The Cork Education and Training Board (ETB) has confirmed it plans to lodge a planning application within weeks for three new schools in Carrigaline as part of a €19m investment in a new education campus.

The new schools — a gaelscoil, a second-level gaelcholáiste and a Sonas Special Junior Primary School — will cater for more than 1,000 pupils when they are completed and opened by 2017.

But the Cork ETB also announced yesterday that it will open a gaelcholáiste in a temporary building in the town in September 2015 in advance of the construction of the permanent building.

“Negotiations are at an advanced stage to secure suitable temporary accommodation in Carrigaline and there is no doubt that a gaelcholáiste will be opened by the ETB in Carrigaline in September 2015,” Cork ETB chief executive Ted Owens said.

Enrolment for the new second-level school will open soon and parents of prospective first-year students — students who are due to finish primary school education in June 2015 — will be contacted shortly to facilitate their enrolment in the gaelcholáiste.

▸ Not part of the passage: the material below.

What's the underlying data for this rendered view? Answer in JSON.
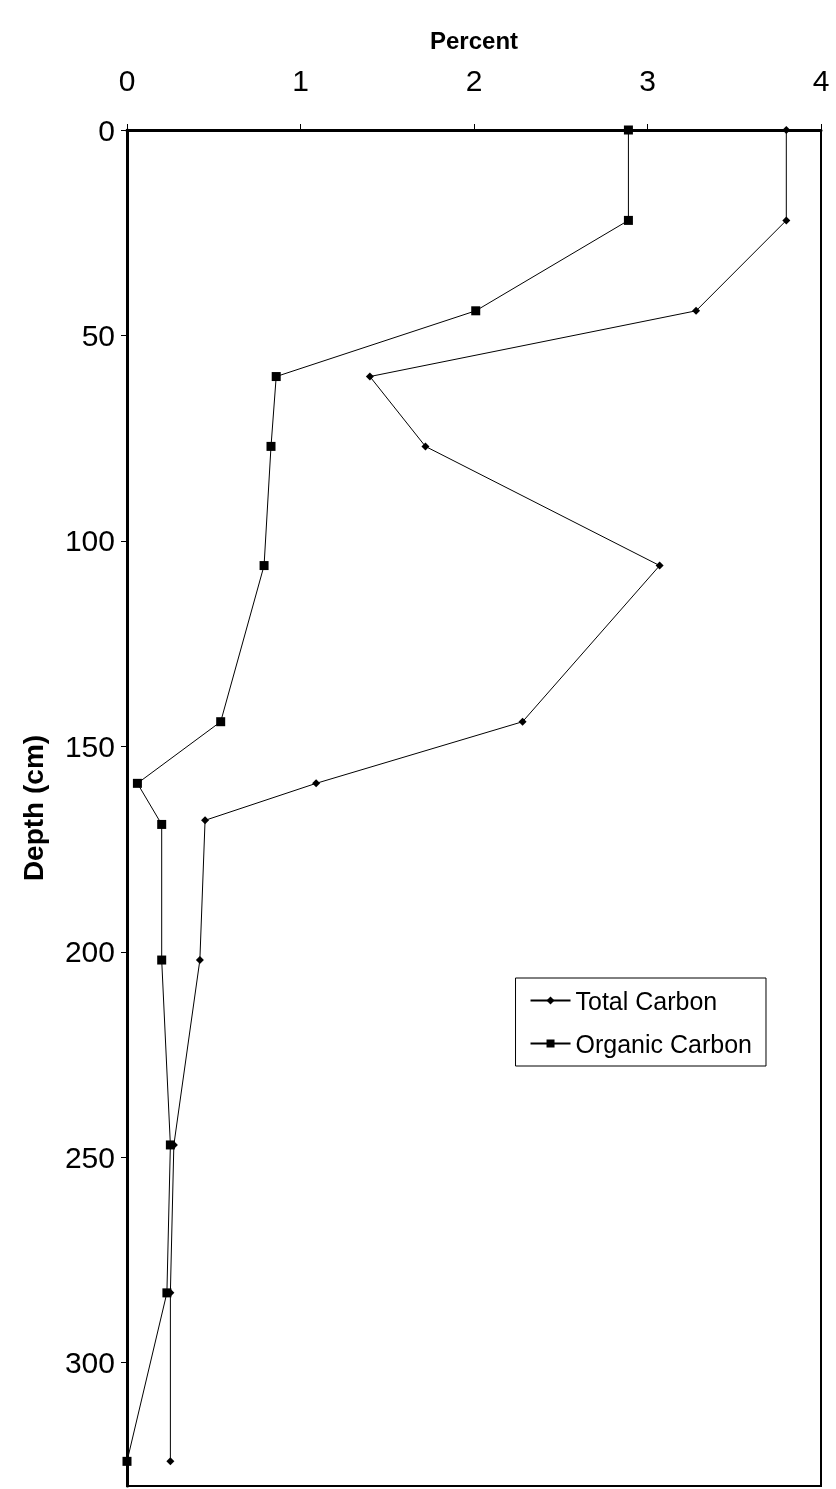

Cork ETB will be patron of the 500-pupil 4,800sq m gaelcholáiste, which will have 24 general classrooms as well as specialist accommodation and a PE hall.

Project planning and preparation for the new education campus has been under way since a 21-acre site at Ballinrea was bought a number of years ago — the consultants for the project are Cork company Kelly Barry O’Brien Whelan.

Mr Owens said consultation with local groups had been ongoing throughout that time.

He accepted the preparatory work for an education investment of this scale had taken time and stressed that it is now “full steam ahead” on the project.

“Cork ETB is extremely excited about this project and is looking forward to working with our partners to develop a state-of-the-art education campus for Carrigaline,” he said.

The Cork ETB gaelcholáiste is one of three new second-level schools planned in Carrigaline, after the Department of Education approved the Edmund Rice Schools Trust and multi-denominational body Educate Together as patrons of two others following local consultations.

Both those new schools are scheduled to open in 2016 and plans are being advanced by local groups to secure sites and buildings with the help of the Department of Education, and to develop policies with parents of prospective students.

In addition, a major extension to Carrigaline Community School is due to be ready for occupation during the next school year.

Mr Owens wished the patrons of the two proposed new schools well as they advance with their projects.

He said the Department of Education is of the view that such is the population of Carrigaline and the city’s southern suburbs that the provision of all these new schools is justified.